Já se nos entranhou na cabeça, confusamente ainda, que o Estado patrimonialista, inchado, burocrático é que nos devora a vida. Durante quatro séculos, fomos carcomidos por capitanias, labirintos, autarquias. Enquanto houver 20 mil cargos de confiança no país, haverá canalhas, enquanto houver Estatais com caixa-preta, haverá canalhas, enquanto houver subsídios a fundo perdido, haverá canalhas. Com esse código penal, com esta estrutura judiciária, nunca haverá progresso.
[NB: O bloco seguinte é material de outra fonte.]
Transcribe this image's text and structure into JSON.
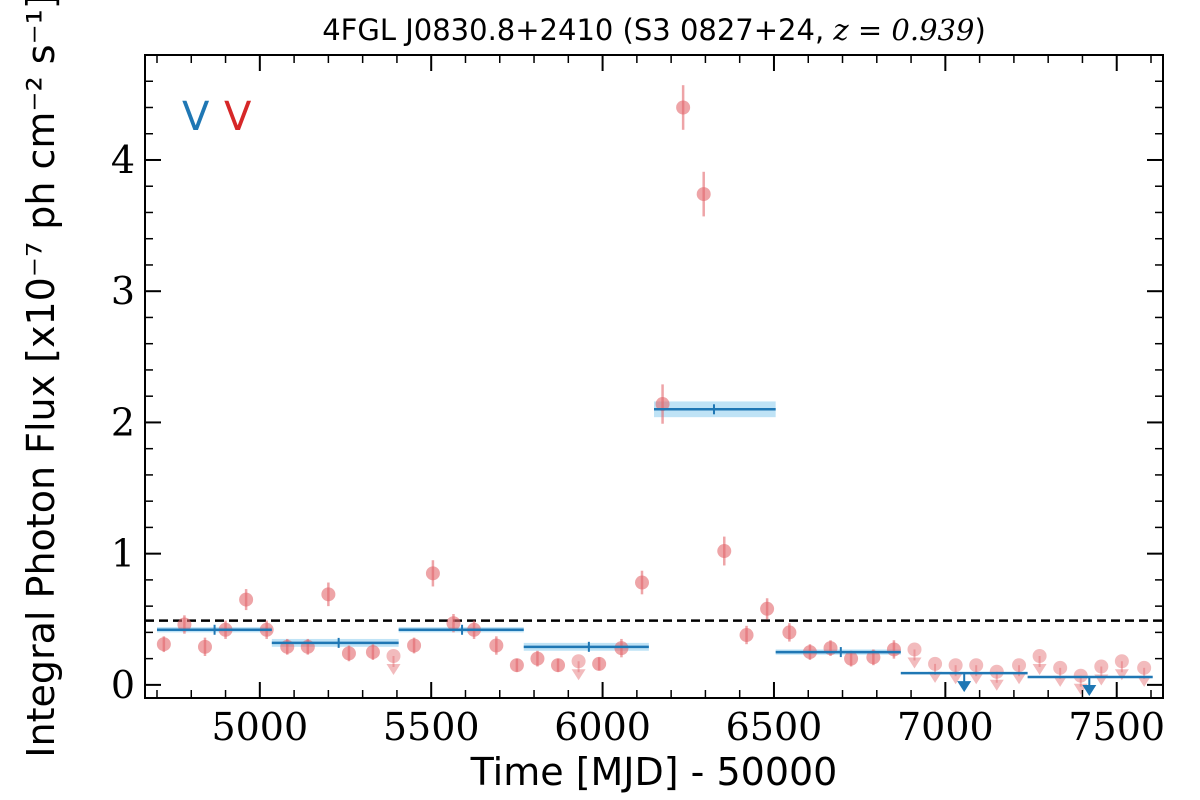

Já sabemos que, enquanto não desatracarmos os corpos públicos e privados, que enquanto não acabarem as emendas ao orçamento, as regras eleitorais vigentes, nada vai se resolver.

Já sabemos que mais de cinco bilhões por ano são pilhados das escolas, hospitais, estradas. Não adianta as CPIs punindo meia dúzia. A cada punição, outros nascerão mais fortes, como bactérias resistentes a antigas penicilinas. Temos de desinfetar seus ninhos, suas chocadeiras.
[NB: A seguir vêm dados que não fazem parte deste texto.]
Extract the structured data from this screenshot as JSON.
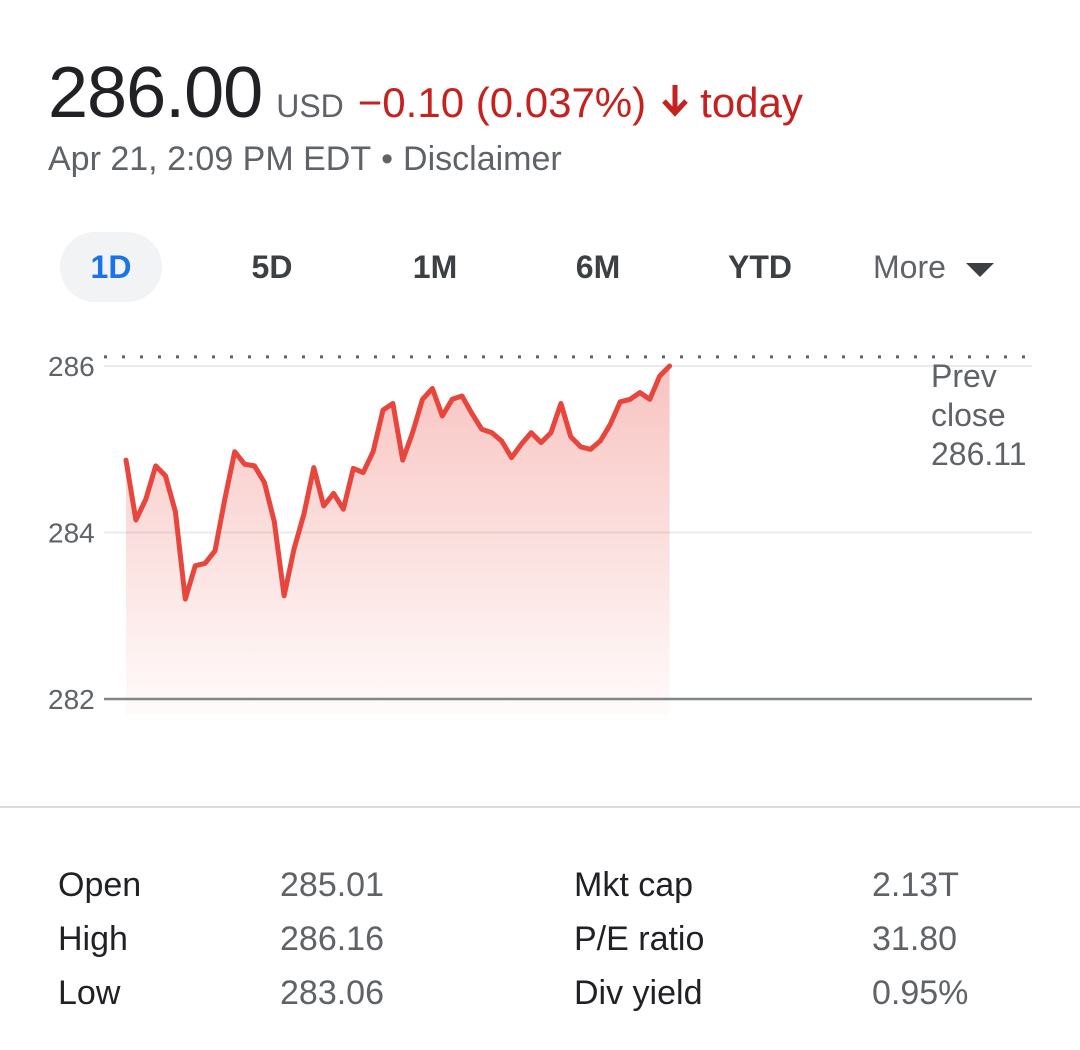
{
  "header": {
    "price": "286.00",
    "currency": "USD",
    "change": "−0.10 (0.037%)",
    "change_period": "today",
    "timestamp": "Apr 21, 2:09 PM EDT",
    "separator": "•",
    "disclaimer": "Disclaimer"
  },
  "colors": {
    "negative": "#c5221f",
    "line": "#e8453c",
    "active_tab": "#1a73e8"
  },
  "icons": {
    "change_direction": "arrow-down-icon",
    "more_dropdown": "caret-down-icon"
  },
  "tabs": [
    {
      "label": "1D",
      "active": true
    },
    {
      "label": "5D",
      "active": false
    },
    {
      "label": "1M",
      "active": false
    },
    {
      "label": "6M",
      "active": false
    },
    {
      "label": "YTD",
      "active": false
    },
    {
      "label": "More",
      "active": false
    }
  ],
  "chart_data": {
    "type": "area",
    "ylim": [
      282,
      286
    ],
    "y_ticks": [
      "286",
      "284",
      "282"
    ],
    "prev_close": {
      "label_line1": "Prev",
      "label_line2": "close",
      "value": "286.11",
      "level": 286.11
    },
    "values": [
      284.87,
      284.15,
      284.4,
      284.8,
      284.68,
      284.25,
      283.2,
      283.6,
      283.63,
      283.78,
      284.4,
      284.97,
      284.82,
      284.8,
      284.6,
      284.13,
      283.24,
      283.8,
      284.22,
      284.78,
      284.32,
      284.47,
      284.28,
      284.77,
      284.72,
      284.97,
      285.47,
      285.55,
      284.87,
      285.2,
      285.6,
      285.73,
      285.4,
      285.6,
      285.64,
      285.43,
      285.24,
      285.2,
      285.1,
      284.9,
      285.06,
      285.2,
      285.08,
      285.2,
      285.55,
      285.15,
      285.03,
      285.0,
      285.1,
      285.3,
      285.57,
      285.6,
      285.68,
      285.6,
      285.88,
      286.0
    ],
    "session_fraction_elapsed": 0.6
  },
  "stats": [
    {
      "label": "Open",
      "value": "285.01",
      "label2": "Mkt cap",
      "value2": "2.13T"
    },
    {
      "label": "High",
      "value": "286.16",
      "label2": "P/E ratio",
      "value2": "31.80"
    },
    {
      "label": "Low",
      "value": "283.06",
      "label2": "Div yield",
      "value2": "0.95%"
    }
  ]
}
Descobrimos que a mentira é a regra geral que mantém as instituições em funcionamento.

Os canalhas são mais didáticos que os honestos. O canalha ensina mais. Temos tido uma psicanálise para o povo, um show de verdades pelo chorrilho de negaças, de "nuncas", de "jamais", de cínicos sorrisos e lágrimas de crocodilo. Nunca aprendemos tanto de cabeça para baixo. Ânimo, meu povo! O Brasil está evoluindo em marcha a ré! Os canalhas são a base da nacionalidade!

Hoje, aposto, o Renan deve ser absolvido... (eu vos escrevo do passado...) É bom mesmo. A esperança tem de ser extirpada como um furúnculo maligno.

Pelo escracho, entenderemos a beleza do que poderíamos ser!